Hilbers äußerte auch ernsthafte verfassungsrechtliche Bedenken gegen das Vorhaben: Will die Regierung Rüstungsunternehmen höher besteuern, wenn sie vor der Beschaffung neuer Ausrüstung für die Bundeswehr aus dem neuen „Sonderfonds“ des Bundes profitieren? Will sie auch die Gewinne von Unternehmen besteuern, die nun unter großem Risiko versuchen, Ersatz für ausgefallene Getreidelieferungen aus der Ukraine zu organisieren? Ist Ihr Geschäft dann auch „unmoralisch“?

Befürworter verweisen derweil auf Italien, wo – zumindest dem Namen nach – bereits eine Steuer auf „Zusatzgewinne“ von Energieunternehmen verabschiedet wurde.

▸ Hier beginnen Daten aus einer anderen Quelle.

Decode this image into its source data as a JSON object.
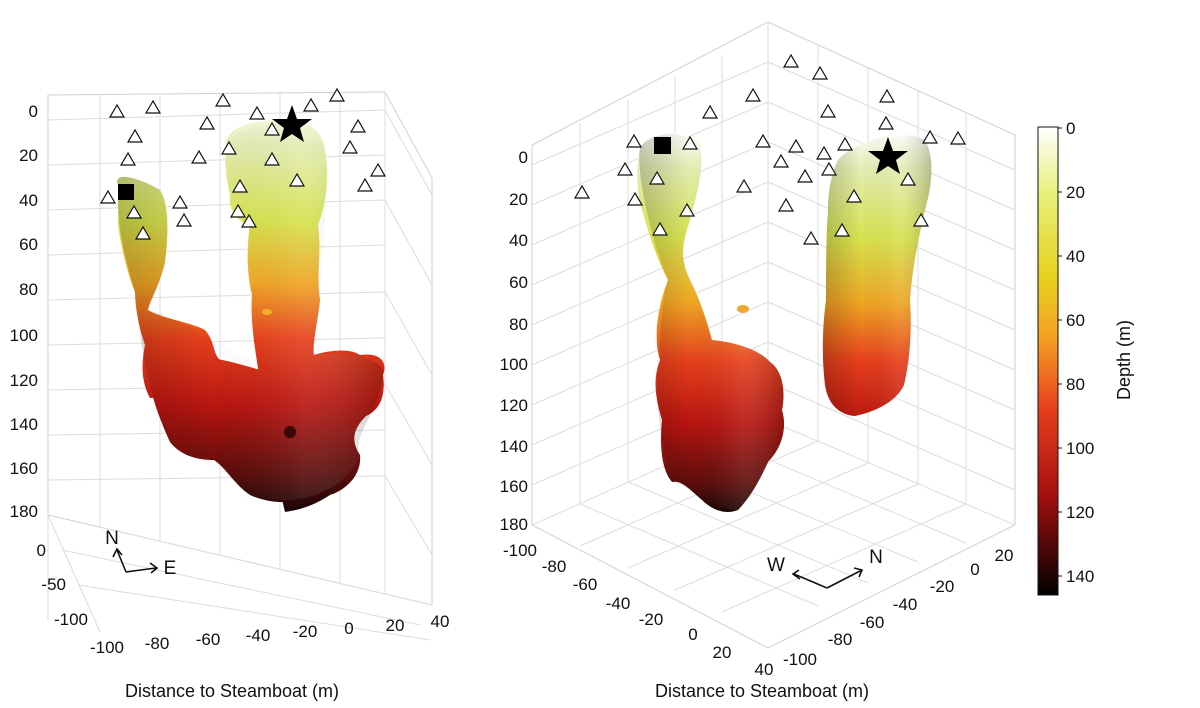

Tatsächlich schaut es überhaupt nicht auf den Gewinn: Man vergleicht die Umsätze von Oktober 2020 bis April 2021 mit dem gleichen Zeitraum ein Jahr später und versteuert die Mehreinnahmen. Aus Unternehmenssicht wirkt sich dies aber auch auf Marktanteilsgewinne durch gute Performance aus. Zudem seien die Vergleichszeiträume unpassend, seit 2020 habe Corona den Umsatz gedrückt.

Umso weniger gibt es bisher Hinweise darauf, dass dem Antrag aus Bremen hierzulande gesetzgeberische Schritte folgen könnten. Wenn doch, dann wird es wohl politisch existenzielle Konsequenzen geben: entweder für die Zukunft der FDP oder die der Regierungskoalition.